Moveable Type and Wordpress are both touting new “social networking” features for future releases. The question is: does anyone care? Do people really want to start their own social networking sites around their blog? From what I can tell, these are attempts to add features that will generate media buzz, not features that will get users excited about the product. I could certainly be wrong, though. What do you think?
http://realtech.burningbird.net/web/networks/creating-social-networks-nobody-wants
001 // Matt Wilcox // 08.17.2008 // 12 PM
I’m having a hard time understanding the point. Mainly because I just don’t understand how ‘social network’ marries to a personal blog. To me it’s like having a square block and a round hole. Surely a blog is about talking your piece under one URL. Surely the only discourse or social feature required or even plausible given the focus of a blog is a conversation with readers about the topics you post - which is what comment threads are for.

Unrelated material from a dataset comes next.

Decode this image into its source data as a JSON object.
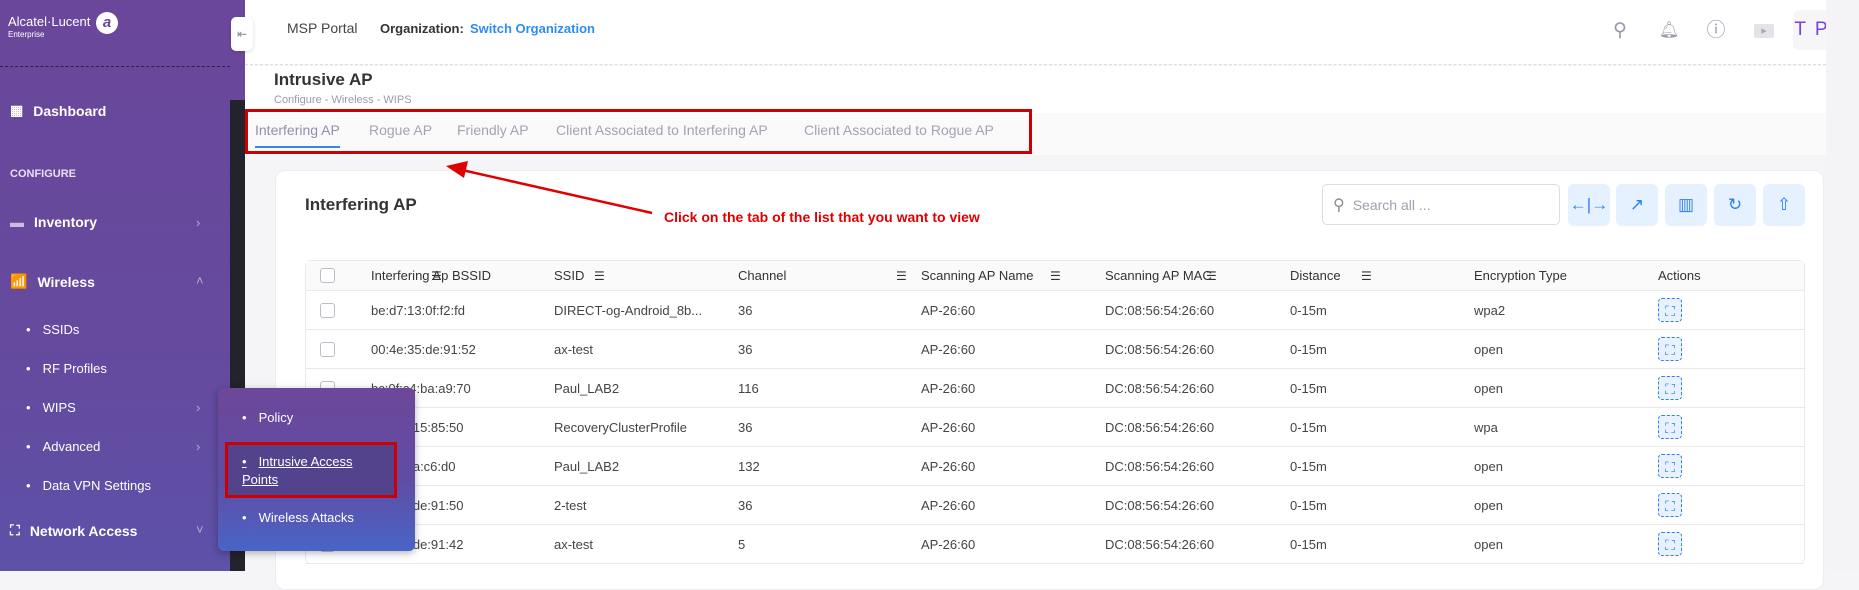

How can there be a cohesive ‘social network’ based around the on-line thoughts of a single person? Why would you turn your blog into a place where people can sign up and have profile pages of their own? Or am i thinking of a personal blog too much as a filing system for ‘my content’ rather than a ‘pseudo-location’ for friends to visit?
I suppose this is a bit like personal sites of old. Mine used to have my blog (with comments), a gallery (no comments), and some forums where old buddies all hung out and chatted. I wouldn’t have called it a social network though. Throwing in member pages and a forum does not a social network make.
002 // Kyle Neath // 08.17.2008 // 11:19 PM
I don’t really know MT’s goals (as I just don’t follow that group), but as for Wordpress’ social-network venture (http://buddypress.org/), it’s not really the idea of creating a social network around a blog. It’s more the idea of creating a social network platform that bases itself on Wordpress’ codebase.
Think of it this way: Wordpress -> Wordpress MU (i.e. wordpress.com) -> BuddyPress.
I can easily see turning a site like wordpress.com into a social network — a group of people writing blogs on their own, but interacting with each other via the platform. Almost like newsvine does with each person having their own column (blog), and social networking features on top of that.
003 // Jeff Croft // 08.21.2008 // 11:09 AM
That definitely makes more sense, Kyle. Thanks!